Dual-Layered 3D Composite Skeleton Enables Spatially Ordered Lithium Plating/Stripping for Lithium Metal Batteries with Ultra-Low N/P Ratios

Lithium metal is considered as the ultimate anode for next-generation high energy-density batteries. However, its practical application is still severely hindered by Li dendrite growth as well as infinite volume variation along plating and stripping. Herein, we report a dual-layered, spatially ordered composite skeleton for bottom-up lithium growth by uniformly incorporating Li6.06La3Zr2Al0.2O12 (LLZO) in the upper layer and ZnO in the bottom layer, respectively, in the matrix of carbon fibers (CFs). The well-dispersed ZnO nanoparticles on CFs in the bottom layer function as lithiophilic nucleation sites to homogenize Li nucleation, while LLZO nanoparticles on CFs in the upper layer facilitate Li ion diffusion and distribution for stable lithium growth owing to the high ion conductivity of LLZO. Benefiting from this synergetic effect, the CFs@LLZO//CFs@ZnO composite skeleton can effectively induce Li plating/stripping in a controllable spatially ordered manner, suppressing the volume variation and inhibiting the formation of dendritic lithium.

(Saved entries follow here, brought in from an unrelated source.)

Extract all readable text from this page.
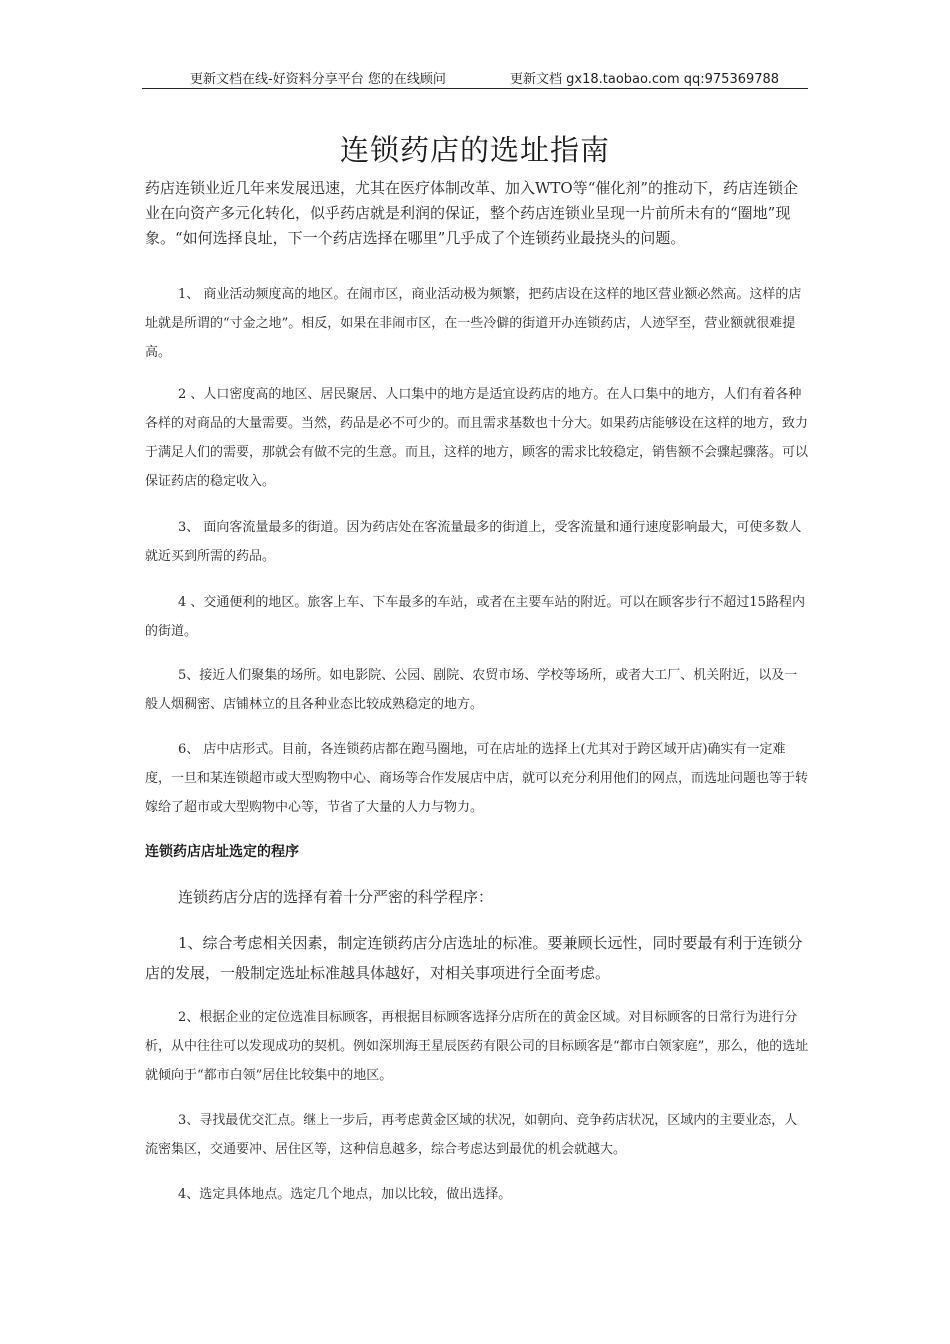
更新文档在线-好资料分享平台 您的在线顾问	更新文档 gx18.taobao.com qq:975369788
连锁药店的选址指南

药店连锁业近几年来发展迅速，尤其在医疗体制改革、加入WTO等“催化剂”的推动下，药店连锁企业在向资产多元化转化，似乎药店就是利润的保证，整个药店连锁业呈现一片前所未有的“圈地”现象。“如何选择良址，下一个药店选择在哪里”几乎成了个连锁药业最挠头的问题。

1、 商业活动频度高的地区。在闹市区，商业活动极为频繁，把药店设在这样的地区营业额必然高。这样的店址就是所谓的“寸金之地”。相反，如果在非闹市区，在一些冷僻的街道开办连锁药店，人迹罕至，营业额就很难提高。

2 、人口密度高的地区、居民聚居、人口集中的地方是适宜设药店的地方。在人口集中的地方，人们有着各种各样的对商品的大量需要。当然，药品是必不可少的。而且需求基数也十分大。如果药店能够设在这样的地方，致力于满足人们的需要，那就会有做不完的生意。而且，这样的地方，顾客的需求比较稳定，销售额不会骤起骤落。可以保证药店的稳定收入。

3、 面向客流量最多的街道。因为药店处在客流量最多的街道上，受客流量和通行速度影响最大，可使多数人就近买到所需的药品。

4 、交通便利的地区。旅客上车、下车最多的车站，或者在主要车站的附近。可以在顾客步行不超过15路程内的街道。

5、接近人们聚集的场所。如电影院、公园、剧院、农贸市场、学校等场所，或者大工厂、机关附近，以及一般人烟稠密、店铺林立的且各种业态比较成熟稳定的地方。

6、 店中店形式。目前，各连锁药店都在跑马圈地，可在店址的选择上(尤其对于跨区域开店)确实有一定难度，一旦和某连锁超市或大型购物中心、商场等合作发展店中店，就可以充分利用他们的网点，而选址问题也等于转嫁给了超市或大型购物中心等，节省了大量的人力与物力。

连锁药店店址选定的程序

连锁药店分店的选择有着十分严密的科学程序：

1、综合考虑相关因素，制定连锁药店分店选址的标准。要兼顾长远性，同时要最有利于连锁分店的发展，一般制定选址标准越具体越好，对相关事项进行全面考虑。

2、根据企业的定位选准目标顾客，再根据目标顾客选择分店所在的黄金区域。对目标顾客的日常行为进行分析，从中往往可以发现成功的契机。例如深圳海王星辰医药有限公司的目标顾客是“都市白领家庭”，那么，他的选址就倾向于“都市白领”居住比较集中的地区。

3、寻找最优交汇点。继上一步后，再考虑黄金区域的状况，如朝向、竞争药店状况，区域内的主要业态，人流密集区，交通要冲、居住区等，这种信息越多，综合考虑达到最优的机会就越大。

4、选定具体地点。选定几个地点，加以比较，做出选择。
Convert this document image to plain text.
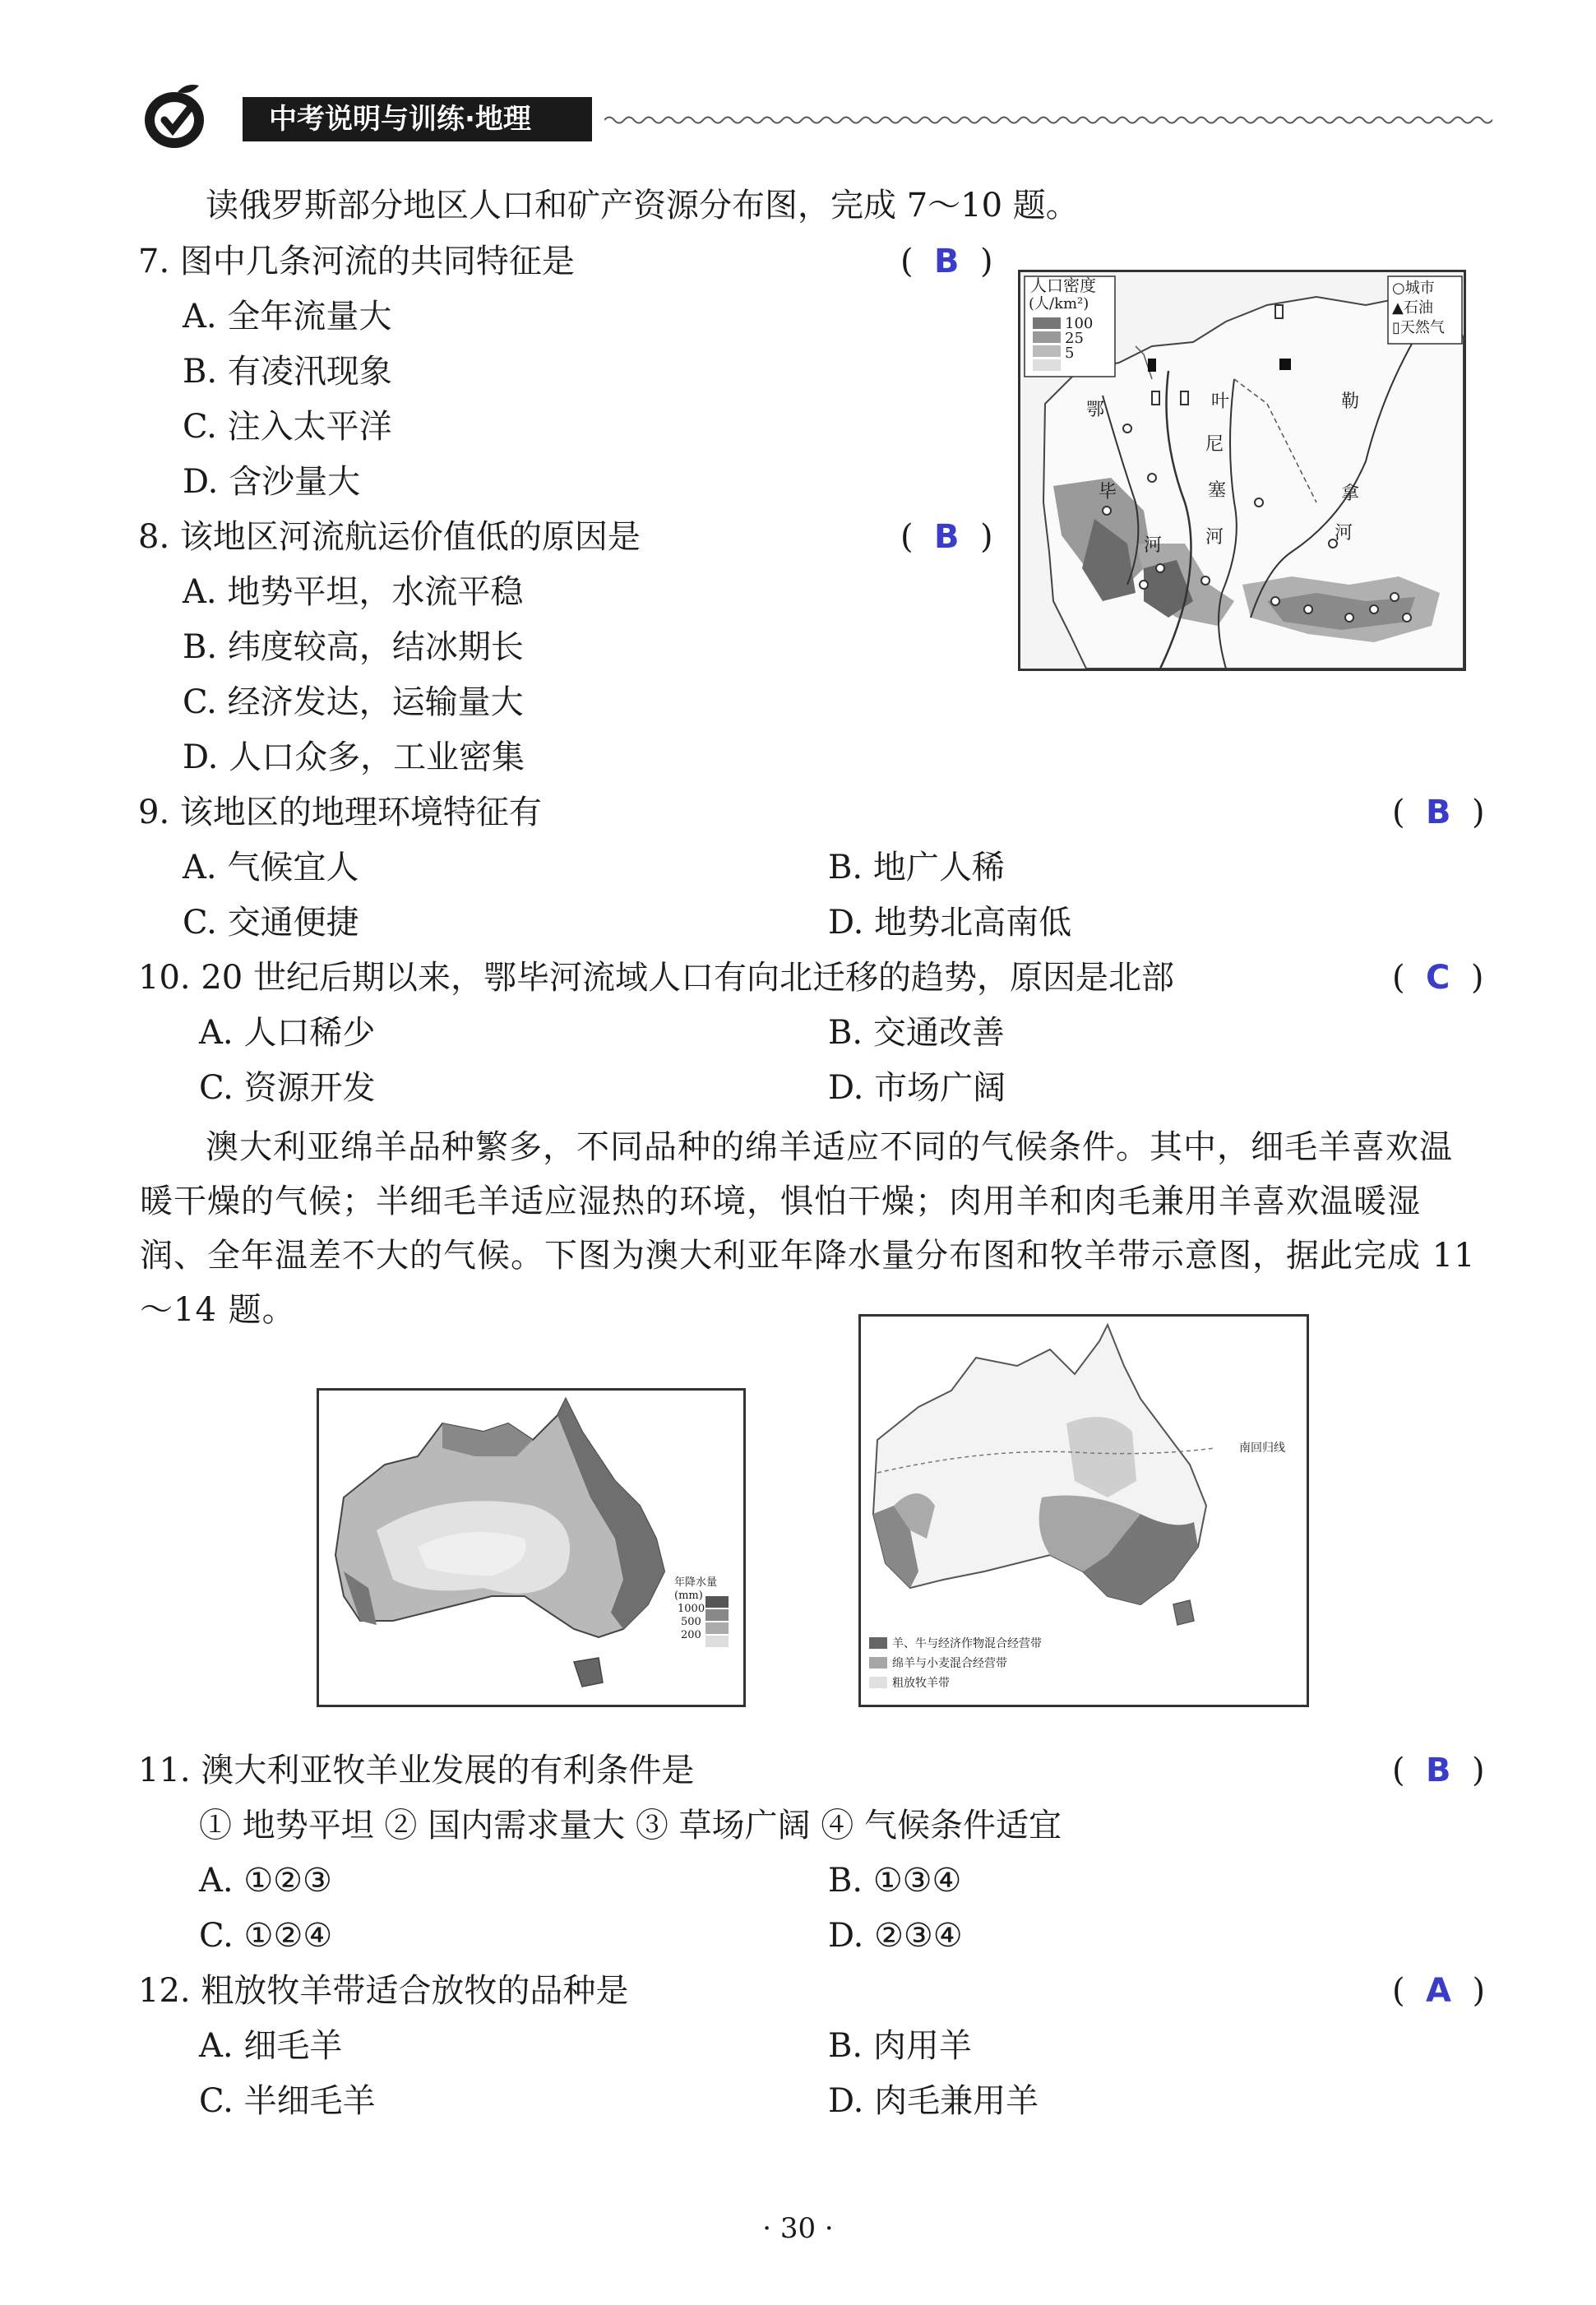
中考说明与训练·地理
读俄罗斯部分地区人口和矿产资源分布图，完成 7～10 题。
7. 图中几条河流的共同特征是	(  B  )
A. 全年流量大
B. 有凌汛现象
C. 注入太平洋
D. 含沙量大
8. 该地区河流航运价值低的原因是	(  B  )
A. 地势平坦，水流平稳
B. 纬度较高，结冰期长
C. 经济发达，运输量大
D. 人口众多，工业密集
人口密度
(人/km²)
100
25
5
○城市
▲石油
▯天然气
鄂
毕
河
叶
尼
塞
河
勒
拿
河
9. 该地区的地理环境特征有	(  B  )
A. 气候宜人	B. 地广人稀
C. 交通便捷	D. 地势北高南低
10. 20 世纪后期以来，鄂毕河流域人口有向北迁移的趋势，原因是北部	(  C  )
A. 人口稀少	B. 交通改善
C. 资源开发	D. 市场广阔
澳大利亚绵羊品种繁多，不同品种的绵羊适应不同的气候条件。其中，细毛羊喜欢温暖干燥的气候；半细毛羊适应湿热的环境，惧怕干燥；肉用羊和肉毛兼用羊喜欢温暖湿润、全年温差不大的气候。下图为澳大利亚年降水量分布图和牧羊带示意图，据此完成 11～14 题。
年降水量(mm)
1000
500
200
南回归线
羊、牛与经济作物混合经营带
绵羊与小麦混合经营带
粗放牧羊带
11. 澳大利亚牧羊业发展的有利条件是	(  B  )
① 地势平坦 ② 国内需求量大 ③ 草场广阔 ④ 气候条件适宜
A. ①②③	B. ①③④
C. ①②④	D. ②③④
12. 粗放牧羊带适合放牧的品种是	(  A  )
A. 细毛羊	B. 肉用羊
C. 半细毛羊	D. 肉毛兼用羊
· 30 ·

As a result, the symmetric cell using Li|CFs@LLZO//CFs@ZnO||CFs@LLZO//CFs@ZnO|Li presents good cycling stability over 2500 h with a small overpotential of 12 mV at 1 mA cm-2. Notably, under a harsh negative-to-positive N/P ratio of 1, the Li|CFs@LLZO//CFs@ZnO||NCM811 full cell delivers a lifespan of 100 cycles with a capacity fading of only 0.175% per cycle and an average CE of 99.3%.